| Ill. | Dec 15, 1832

Smith, Justice,

delivered the opinion of the Court:

In this case the only question to be determined is the liability of the administrator for the amount of the notes collected of the debtor of the intestate, (who resided in Virginia,) through his agent, and the misapplication of those funds by the agent, after collection. It is contended, by the appellants, that by law an administrator is responsible if his agent embezzle the assets of the estate; and that the funds being used by Tate, who afterwards became insolvent, is equivalent to an embezzlement; and that therefore the administrator, in the present case, is liable. The case cited in support of this principle, and referred to in Toller, and in Dane’s Abridgment, is not borne .out in the case in 6 Modern, to which they refer.

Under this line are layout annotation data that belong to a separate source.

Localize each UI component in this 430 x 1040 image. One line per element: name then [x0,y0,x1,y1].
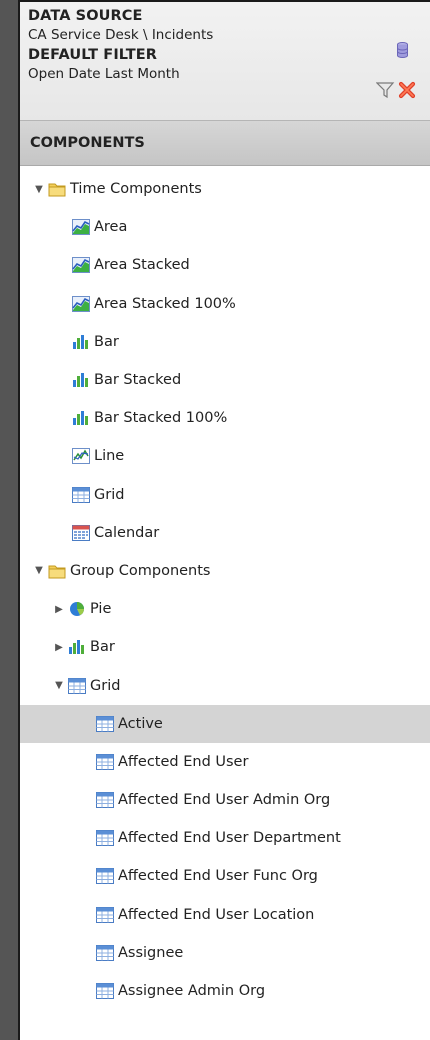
window-frame: DATA SOURCE CA Service Desk \ Incidents … [0,0,430,1040]
components-header: COMPONENTS [20,120,430,166]
grid-icon [68,678,86,694]
tree-item-label: Affected End User Location [118,906,315,923]
tree-item-bar[interactable]: Bar [20,323,430,361]
grid-icon [96,907,114,923]
tree-item-label: Assignee [118,944,184,961]
info-section: DATA SOURCE CA Service Desk \ Incidents … [20,2,430,120]
tree-item-label: Area Stacked [94,257,190,274]
grid-icon [96,983,114,999]
tree-item-assignee-admin-org[interactable]: Assignee Admin Org [20,972,430,1010]
bar-chart-icon [68,639,86,655]
area-chart-icon [72,296,90,312]
collapse-arrow-icon[interactable]: ▶ [52,602,66,616]
folder-icon [48,563,66,579]
tree-item-label: Bar [90,639,115,656]
grid-icon [72,487,90,503]
grid-icon [96,830,114,846]
tree-item-active[interactable]: Active [20,704,430,743]
tree-item-bar-stacked-100[interactable]: Bar Stacked 100% [20,399,430,437]
tree-item-label: Grid [90,677,121,694]
components-tree: ▼ Time Components Area Area Stacked Area… [20,166,430,1010]
tree-item-label: Pie [90,601,112,618]
tree-item-label: Bar Stacked 100% [94,410,228,427]
grid-icon [96,868,114,884]
tree-item-label: Area Stacked 100% [94,295,236,312]
tree-item-affected-end-user[interactable]: Affected End User [20,743,430,781]
tree-folder-time-components[interactable]: ▼ Time Components [20,170,430,208]
tree-item-label: Assignee Admin Org [118,983,266,1000]
tree-item-affected-end-user-department[interactable]: Affected End User Department [20,819,430,857]
filter-icon[interactable] [376,81,396,99]
tree-item-label: Affected End User Department [118,830,341,847]
tree-item-affected-end-user-admin-org[interactable]: Affected End User Admin Org [20,781,430,819]
tree-item-group-grid[interactable]: ▼ Grid [20,666,430,704]
tree-item-label: Bar Stacked [94,372,182,389]
data-source-label: DATA SOURCE [28,8,143,24]
calendar-icon [72,525,90,541]
tree-item-line[interactable]: Line [20,437,430,475]
tree-item-label: Active [118,715,163,732]
grid-icon [96,945,114,961]
bar-chart-icon [72,410,90,426]
tree-item-label: Affected End User Func Org [118,868,318,885]
grid-icon [96,716,114,732]
expand-arrow-icon[interactable]: ▼ [32,564,46,578]
tree-folder-label: Group Components [70,562,211,579]
clear-filter-icon[interactable] [398,81,416,99]
tree-item-label: Affected End User [118,753,249,770]
data-source-value: CA Service Desk \ Incidents [28,27,214,43]
tree-item-grid[interactable]: Grid [20,476,430,514]
bar-chart-icon [72,334,90,350]
collapse-arrow-icon[interactable]: ▶ [52,640,66,654]
bar-chart-icon [72,372,90,388]
tree-folder-label: Time Components [70,181,202,198]
default-filter-label: DEFAULT FILTER [28,47,158,63]
grid-icon [96,754,114,770]
tree-item-area-stacked-100[interactable]: Area Stacked 100% [20,285,430,323]
default-filter-value: Open Date Last Month [28,66,180,82]
area-chart-icon [72,219,90,235]
pie-chart-icon [68,601,86,617]
expand-arrow-icon[interactable]: ▼ [32,182,46,196]
expand-arrow-icon[interactable]: ▼ [52,679,66,693]
grid-icon [96,792,114,808]
folder-icon [48,181,66,197]
tree-item-group-bar[interactable]: ▶ Bar [20,628,430,666]
tree-item-affected-end-user-location[interactable]: Affected End User Location [20,896,430,934]
tree-item-pie[interactable]: ▶ Pie [20,590,430,628]
tree-item-label: Affected End User Admin Org [118,792,331,809]
tree-item-area[interactable]: Area [20,208,430,246]
tree-item-label: Calendar [94,524,160,541]
line-chart-icon [72,448,90,464]
tree-item-label: Grid [94,486,125,503]
filter-actions [376,81,416,99]
components-panel: DATA SOURCE CA Service Desk \ Incidents … [18,0,430,1040]
tree-item-calendar[interactable]: Calendar [20,514,430,552]
tree-item-assignee[interactable]: Assignee [20,934,430,972]
tree-item-area-stacked[interactable]: Area Stacked [20,246,430,284]
database-icon[interactable] [397,42,408,58]
tree-item-label: Bar [94,333,119,350]
tree-item-label: Area [94,219,128,236]
tree-item-affected-end-user-func-org[interactable]: Affected End User Func Org [20,857,430,895]
tree-item-bar-stacked[interactable]: Bar Stacked [20,361,430,399]
tree-folder-group-components[interactable]: ▼ Group Components [20,552,430,590]
area-chart-icon [72,257,90,273]
tree-item-label: Line [94,448,125,465]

The only question decided by the Court, and the only one before them, was a question of costs; and as the party might in that case, have sued, without describing himself as administrator, it was held he should pay costs. It is admitted, and the facts in this case show, that the administrator has acted prudently and honestly; that his agent at the time he was employed, was a person of reputation and property; and although he became afterwards insolvent, and used the money collected, there is no evidence of negligence on the part of the administrator in the use of the proper means to collect the money of his agent. If an administrator has acted for the benefit of the estate, used proper diligence, and acted with ordinary care and circumspection in the discharge of his trust, he ought not to be held answerable for losses which could not have been foreseen, and which ordinary precaution may not guard against. The general principle which seems to run through all the authorities, as to his liability, recognise the doctrine, that if he acts honestly and prudently, though there be a loss to, or diminution of, the testator’s estate or rights, he will not be liable.(1)

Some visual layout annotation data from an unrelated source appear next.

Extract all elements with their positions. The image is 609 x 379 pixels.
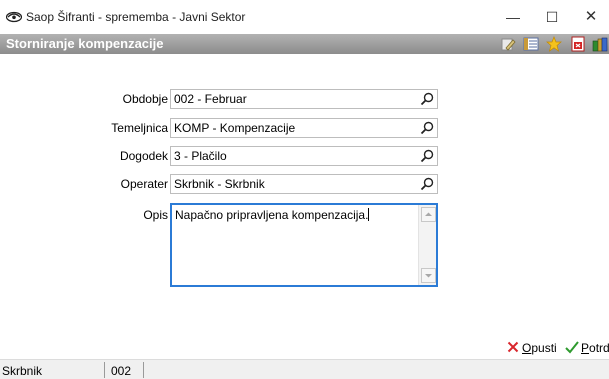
temeljnica-label: Temeljnica [111,121,168,135]
confirm-label: Potrdi [581,341,609,355]
form-row-temeljnica: Temeljnica KOMP - Kompenzacije [0,118,609,138]
search-icon[interactable] [420,121,434,135]
scroll-down-arrow[interactable] [421,268,436,283]
form-row-operater: Operater Skrbnik - Skrbnik [0,174,609,194]
window-title: Saop Šifranti - sprememba - Javni Sektor [26,10,246,24]
maximize-button[interactable]: ☐ [537,6,567,28]
search-icon[interactable] [420,149,434,163]
scroll-up-arrow[interactable] [421,207,436,222]
close-button[interactable]: ✕ [576,6,606,28]
obdobje-value: 002 - Februar [174,92,247,106]
eye-logo-icon [6,11,22,23]
search-icon[interactable] [420,92,434,106]
status-divider [104,362,105,378]
obdobje-field[interactable]: 002 - Februar [170,89,438,109]
status-divider [143,362,144,378]
dogodek-label: Dogodek [119,149,168,163]
chevron-down-icon [425,274,432,278]
cross-icon [507,341,519,353]
opis-scrollbar[interactable] [418,205,436,285]
minimize-button[interactable]: — [498,6,528,28]
form-row-obdobje: Obdobje 002 - Februar [0,89,609,109]
text-caret [368,208,370,221]
cancel-label: Opusti [522,341,557,355]
checkmark-icon [565,341,579,354]
chevron-up-icon [425,212,432,216]
form-row-dogodek: Dogodek 3 - Plačilo [0,146,609,166]
status-bar: Skrbnik 002 [0,359,609,379]
dogodek-value: 3 - Plačilo [174,149,227,163]
temeljnica-value: KOMP - Kompenzacije [174,121,296,135]
form-title: Storniranje kompenzacije [6,36,164,51]
opis-value: Napačno pripravljena kompenzacija. [175,208,370,222]
operater-label: Operater [120,177,168,191]
opis-textarea[interactable]: Napačno pripravljena kompenzacija. [170,203,438,287]
operater-value: Skrbnik - Skrbnik [174,177,265,191]
pdf-icon[interactable] [570,36,586,52]
star-icon[interactable] [546,36,562,52]
status-user: Skrbnik [2,364,43,378]
dogodek-field[interactable]: 3 - Plačilo [170,146,438,166]
temeljnica-field[interactable]: KOMP - Kompenzacije [170,118,438,138]
status-period: 002 [111,364,132,378]
obdobje-label: Obdobje [122,92,168,106]
window-titlebar: Saop Šifranti - sprememba - Javni Sektor… [0,0,609,34]
operater-field[interactable]: Skrbnik - Skrbnik [170,174,438,194]
books-icon[interactable] [592,36,608,52]
columns-icon[interactable] [523,36,539,52]
opis-label: Opis [143,208,168,222]
form-header-bar: Storniranje kompenzacije [0,34,609,54]
search-icon[interactable] [420,177,434,191]
edit-note-icon[interactable] [500,36,516,52]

Where there is manifest fidelity and ordinary diligence displayed, the rigid rules of law will be reluctantly enforced.(1) Another view might be taken of the case: the administrator could not, in his fiduciary character, have sued these notes unless he had taken out letters of administration in Virginia. It no where appears that he did so; but the case shows, on the contrary, that the debt must have been collected in the name of the agent. Until the administrator had received the money, could it be considered as assets in his hands ? and is he chargeable at all, in his representative character, until this appears ? Whether he would be personally liable under a supposed interference with the collection of debts not warranted by his character of administrator, out of this State, it is not proper now to deter-. mine. But we very much doubt whether he was legally bound to have made the collection of the notes in Virginia; and if not compellable so to do, may not the parties, in the present instance, have mistaken their remedy ?

On a review of the whole case, and considering the powers of the Probate Court to adjust settlements like the present, upon the broad principles of equity, we are of opinion that the Circuit Court did not err in affirming the judgment of the Court of Probate, and that the judgment of the Circuit Court be affirmed with costs.

Judgment affirmed.

1 Dane’s Abridg. 590; Toller’s Ex. 481; 1 P. Wms. 141; 3 P. Wms. 381.